When we got home, the first thing I did when we got up to my room was go to the window and pick up the red dahlia that waited for me on my windowsill every day. Sometimes I didn't want to explain where they came from, I liked the spontaneity of the flower, but on the other hand I was dependent on the regularity of the occurrence.

A few things I should explain about my curse, it didn't use to be this bad, somehow it gets worse every year. The first year I had it, I only saw the day of their death, the next year I started seeing the hour, now it was down to the minute and second. I was always warned beforehand that it would happen; a note was left with the flower on a random day out of the year always saying almost same thing every year.

"I'm sorry Bella, you haven't said yes to me, things just get worse from here. Say yes, it could all be over."

Not knowing who the flowers or the notes came from was difficult on these days, I would say yes to them in a heartbeat if I could just get rid of this damn curse. I was terrified to think of what would happen this year. Maybe I wouldn't have to find out; I was doing such a great job of avoiding people so far, if I could do it forever, the curse could never get worse for me.

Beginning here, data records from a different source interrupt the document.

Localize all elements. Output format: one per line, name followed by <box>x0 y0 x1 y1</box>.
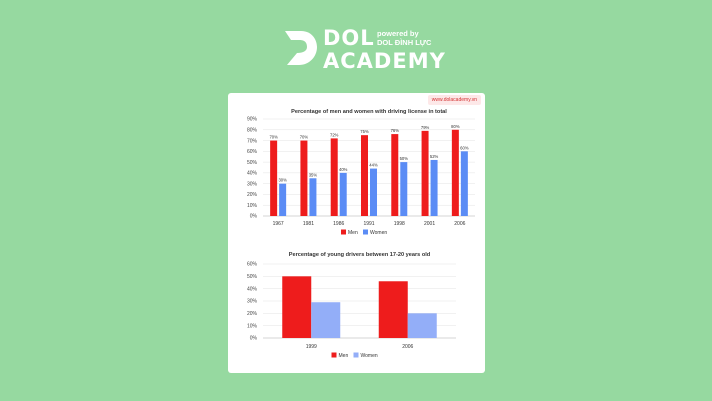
data-label-women: 30% <box>278 178 287 183</box>
y-tick-label: 0% <box>250 336 258 342</box>
x-tick-label: 1981 <box>303 221 314 227</box>
data-label-women: 35% <box>309 172 318 177</box>
bar-women <box>370 168 377 216</box>
tagline-dol-dinh-luc: DOL ĐÌNH LỰC <box>377 38 432 47</box>
chart-title: Percentage of young drivers between 17-2… <box>289 252 431 258</box>
brand-academy: ACADEMY <box>323 49 446 73</box>
x-tick-label: 1986 <box>333 221 344 227</box>
data-label-men: 79% <box>421 125 430 130</box>
legend-swatch-men <box>341 229 346 235</box>
data-label-men: 72% <box>330 132 339 137</box>
y-tick-label: 20% <box>247 192 258 198</box>
bar-women <box>407 313 437 338</box>
y-tick-label: 80% <box>247 127 258 133</box>
bar-women <box>279 183 287 216</box>
legend-label-women: Women <box>370 230 387 236</box>
bar-men <box>361 135 368 216</box>
brand-header: DOL ACADEMY powered by DOL ĐÌNH LỰC <box>283 26 446 73</box>
x-tick-label: 2001 <box>424 221 435 227</box>
y-tick-label: 50% <box>247 274 258 280</box>
bar-men <box>421 130 429 216</box>
bar-men <box>282 276 312 338</box>
bar-women <box>309 178 317 216</box>
y-tick-label: 20% <box>247 311 258 317</box>
y-tick-label: 60% <box>247 149 258 155</box>
legend-swatch-women <box>363 229 368 235</box>
x-tick-label: 1991 <box>363 221 374 227</box>
charts-svg: Percentage of men and women with driving… <box>247 109 475 359</box>
url-badge[interactable]: www.dolacademy.vn <box>427 95 481 105</box>
bar-women <box>311 302 341 338</box>
tagline: powered by DOL ĐÌNH LỰC <box>377 29 447 47</box>
legend-swatch-men <box>331 352 337 358</box>
tagline-powered-by: powered by <box>377 29 419 38</box>
y-tick-label: 40% <box>247 171 258 177</box>
bar-women <box>460 151 468 216</box>
x-tick-label: 1998 <box>394 221 405 227</box>
x-tick-label: 1999 <box>306 344 317 350</box>
data-label-men: 70% <box>300 135 309 140</box>
legend-swatch-women <box>353 352 359 358</box>
data-label-men: 76% <box>391 128 400 133</box>
data-label-men: 70% <box>269 135 278 140</box>
y-tick-label: 10% <box>247 203 258 209</box>
legend-label-women: Women <box>361 353 378 359</box>
bar-men <box>330 138 338 216</box>
dol-logo-icon <box>285 31 317 65</box>
bar-men <box>270 140 278 216</box>
brand-dol: DOL <box>323 26 375 50</box>
data-label-women: 60% <box>460 145 469 150</box>
x-tick-label: 2006 <box>402 344 413 350</box>
y-tick-label: 60% <box>247 262 258 268</box>
y-tick-label: 10% <box>247 323 258 329</box>
bar-women <box>339 172 347 216</box>
bar-men <box>391 134 399 216</box>
y-tick-label: 0% <box>250 214 258 220</box>
data-label-women: 52% <box>430 154 439 159</box>
chart-title: Percentage of men and women with driving… <box>291 109 447 115</box>
data-label-women: 40% <box>339 167 348 172</box>
bar-women <box>430 159 438 216</box>
x-tick-label: 1967 <box>273 221 284 227</box>
bar-men <box>300 140 308 216</box>
legend-label-men: Men <box>339 353 349 359</box>
chart-card: www.dolacademy.vn Percentage of men and … <box>228 93 485 373</box>
data-label-men: 75% <box>360 129 369 134</box>
bar-men <box>451 129 459 216</box>
y-tick-label: 90% <box>247 117 258 123</box>
legend-label-men: Men <box>348 230 358 236</box>
y-tick-label: 50% <box>247 160 258 166</box>
x-tick-label: 2006 <box>454 221 465 227</box>
y-tick-label: 70% <box>247 138 258 144</box>
data-label-women: 44% <box>369 163 378 168</box>
bar-men <box>378 281 408 338</box>
bar-women <box>400 162 408 216</box>
y-tick-label: 30% <box>247 181 258 187</box>
y-tick-label: 30% <box>247 299 258 305</box>
data-label-men: 80% <box>451 124 460 129</box>
y-tick-label: 40% <box>247 286 258 292</box>
data-label-women: 50% <box>400 156 409 161</box>
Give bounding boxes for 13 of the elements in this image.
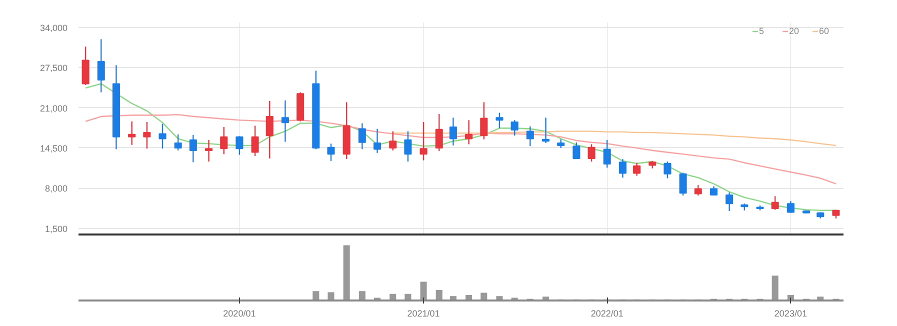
x-tick-label: 2023/01 <box>774 308 807 318</box>
x-tick-label: 2022/01 <box>590 308 624 318</box>
y-tick-label: 14,500 <box>40 143 68 154</box>
legend-label: 20 <box>789 26 800 36</box>
x-tick-label: 2020/01 <box>223 308 256 318</box>
y-tick-label: 1,500 <box>44 224 68 234</box>
y-tick-label: 21,000 <box>40 103 68 114</box>
legend-label: 5 <box>759 26 766 36</box>
y-tick-label: 34,000 <box>40 22 68 33</box>
legend-label: 60 <box>819 26 830 36</box>
x-tick-label: 2021/01 <box>407 308 440 318</box>
y-tick-label: 8,000 <box>44 184 68 194</box>
y-tick-label: 27,500 <box>40 63 68 74</box>
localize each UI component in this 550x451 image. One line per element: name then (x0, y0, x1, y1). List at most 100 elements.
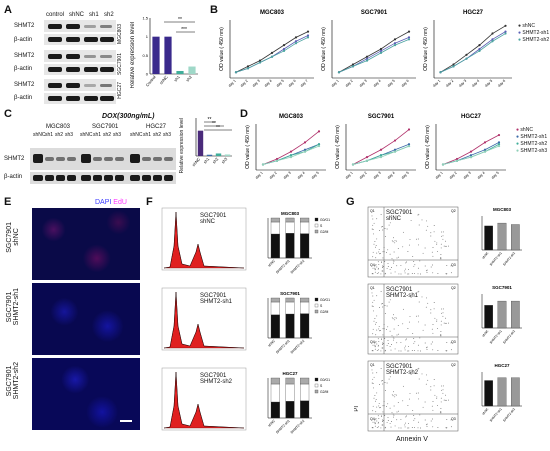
flow-event (382, 347, 384, 349)
chart-f-hgc27: HGC27 shNC SHMT2-sh1 SHMT2-sh2 G0/G1 S G2/M (267, 371, 330, 435)
row-label: SGC7901 shNC (6, 222, 20, 253)
chart-g-hgc27: HGC27 shNC SHMT2-sh1 SHMT2-sh2 (481, 363, 522, 423)
chart-title: HGC27 (463, 10, 484, 16)
tick-label: day 4 (387, 171, 396, 180)
stain-legend: DAPI EdU (95, 199, 127, 206)
flow-event (446, 427, 448, 429)
flow-event (382, 267, 384, 268)
data-point (393, 148, 397, 151)
flow-event (436, 404, 438, 406)
flow-event (393, 337, 395, 339)
flow-event (442, 238, 444, 240)
flow-event (393, 314, 394, 316)
data-point (306, 36, 310, 39)
tick-label: shNC (158, 74, 168, 85)
flow-event (397, 402, 399, 404)
lane-label: sh2 (103, 132, 112, 138)
tick-label: shNC (267, 418, 276, 427)
lane-label: sh2 (153, 132, 162, 138)
data-point (303, 148, 307, 151)
bar-segment (300, 217, 310, 223)
data-point (379, 51, 383, 54)
data-point (407, 36, 411, 39)
flow-event (394, 271, 396, 273)
flow-event (434, 240, 436, 242)
data-point (469, 154, 473, 157)
tick-label: day 1 (432, 79, 441, 88)
flow-event (374, 342, 376, 344)
flow-event (384, 350, 386, 352)
cell-label: MGC803 (46, 124, 71, 130)
flow-event (436, 242, 438, 244)
bar (484, 380, 493, 407)
flow-event (377, 345, 379, 347)
series-line (338, 31, 410, 73)
flow-event (391, 240, 393, 242)
flow-event (377, 268, 379, 270)
flow-event (391, 421, 392, 422)
flow-event (446, 342, 448, 343)
flow-event (383, 405, 385, 407)
tick-label: SHMT2-sh2 (502, 329, 516, 345)
flow-event (371, 292, 373, 294)
data-point (246, 65, 250, 68)
tick-label: day 5 (484, 79, 493, 88)
lane-label: sh1 (89, 12, 99, 18)
row-label: β-actin (14, 37, 33, 43)
bar-segment (285, 383, 295, 402)
flow-event (372, 233, 374, 235)
flow-event (394, 317, 396, 319)
flow-event (379, 330, 381, 332)
bar (497, 377, 507, 407)
blot-strip (44, 93, 116, 104)
bar-segment (270, 221, 280, 235)
flow-event (407, 328, 409, 329)
bar (511, 300, 520, 329)
flow-event (391, 412, 393, 414)
flow-event (430, 266, 432, 268)
flow-event (430, 309, 432, 311)
flow-event (388, 224, 390, 226)
flow-event (382, 424, 384, 426)
flow-event (440, 257, 442, 258)
flow-event (396, 419, 398, 421)
flow-event (425, 306, 427, 308)
data-point (365, 59, 369, 62)
flow-event (450, 265, 452, 267)
flow-event (392, 318, 394, 320)
flow-event (397, 325, 399, 327)
data-point (379, 148, 383, 151)
flow-event (408, 422, 409, 424)
quadrant-label: Q1 (370, 209, 375, 213)
legend-swatch (314, 217, 319, 222)
flow-event (393, 260, 395, 262)
flow-event (450, 342, 452, 344)
flow-event (374, 422, 376, 424)
flow-event (381, 424, 383, 426)
flow-event (375, 246, 376, 248)
bar-segment (285, 221, 295, 234)
legend-label: G0/G1 (320, 218, 330, 222)
flow-event (372, 410, 374, 412)
flow-event (393, 251, 395, 253)
legend-item-sh3: ● SHMT2-sh3 (516, 148, 548, 154)
flow-event (374, 267, 376, 269)
tick-label: SHMT2-sh1 (489, 251, 503, 267)
data-point (497, 143, 501, 146)
data-point (365, 159, 369, 162)
flow-event (379, 230, 380, 232)
lane-label: shNC (33, 132, 46, 138)
bar-segment (285, 233, 295, 259)
tick-label: SHMT2-sh2 (502, 251, 516, 267)
bar-segment (300, 221, 310, 234)
cell-line-label: SGC7901 (117, 53, 123, 75)
flow-event (374, 348, 376, 350)
flow-event (417, 214, 419, 216)
bar-segment (270, 217, 280, 223)
legend-item-sh2: ● SHMT2-sh2 (518, 37, 550, 43)
legend-item-shnc: ● shNC (516, 127, 533, 133)
flow-event (402, 308, 404, 310)
flow-event (425, 347, 427, 349)
flow-event (378, 251, 380, 253)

The fact that I had hidden all of this from everyone, including Alice and Charlie was still a miracle to me; I didn't know how much longer I could keep it up though. I didn't want to have to worry about it right now though, so I opened up the window and reached for my flower. This wasn't all that strange to Alice, she had seen me do it many times before, always making some sort of remark about a shy lover, who desperately wanted to be with me, but was disfigured just like the phantom from Phantom of the Opera. So instead of talking to me, he left me a flower every day. The thing that got me was that he left dahlias, not roses, dahlias. They were my favorite flower, and no one knew that. Not Charlie and not Alice. Just me, I thought.

When I reached my hand out, I found my flower, and, to my dismay a note attached to it.

I was almost expecting, it seemed to come the day I thought about it, it was scary sometimes.

I put the flower with the ones from this week and slipped the note into my pocket, hoping Alice hadn't seen. She didn't know about the annual note, and if she did, I would have to explain everything and possibly lose my best friend.

So I kept it quiet, and went to sit on the edge of the bed with her.

"Lover boy's flower, huh?"

"You got it"

"Wish he'd just come up and talk to you, but how romantic is this? Three years you've been getting these flowers, right?"

"That's right, three long years."

"What, you don't like getting the flowers?"

"No, the flowers are fine; it's the fact that he never says anything." Even though that was mostly a lie, it had some truth to it.

"That's true, that would bug the fuck out of me." Always so verbal little Alice was when wound up.

"Yeah, it bugs me pretty bad." I was drifting, trying not to play with the note in my pocket, trying not to draw attention to myself, or the fact that I was no longer listening to Alice babble on about whatever she was babbling on about.

When it was time for her to leave, I heaved a sigh of relief. The note seemed like it was burning a hole in my pocket, and I wanted to get it out before the burn became too visible. I gave Alice a quick hug and waved goodbye to her, telling her to call me when she got home so I knew she was ok, and telling her I'd see her tomorrow at school.

When I finally shut the door, I ran up the stairs to my room, slammed the door, and threw myself onto my bed. I pulled the note out of my pocket and unfolded it quickly, tearing it a little in my haste.

"Why do you keep denying me? Just say yes Bella. This time it gets much worse, I hope you can stand to watch them die."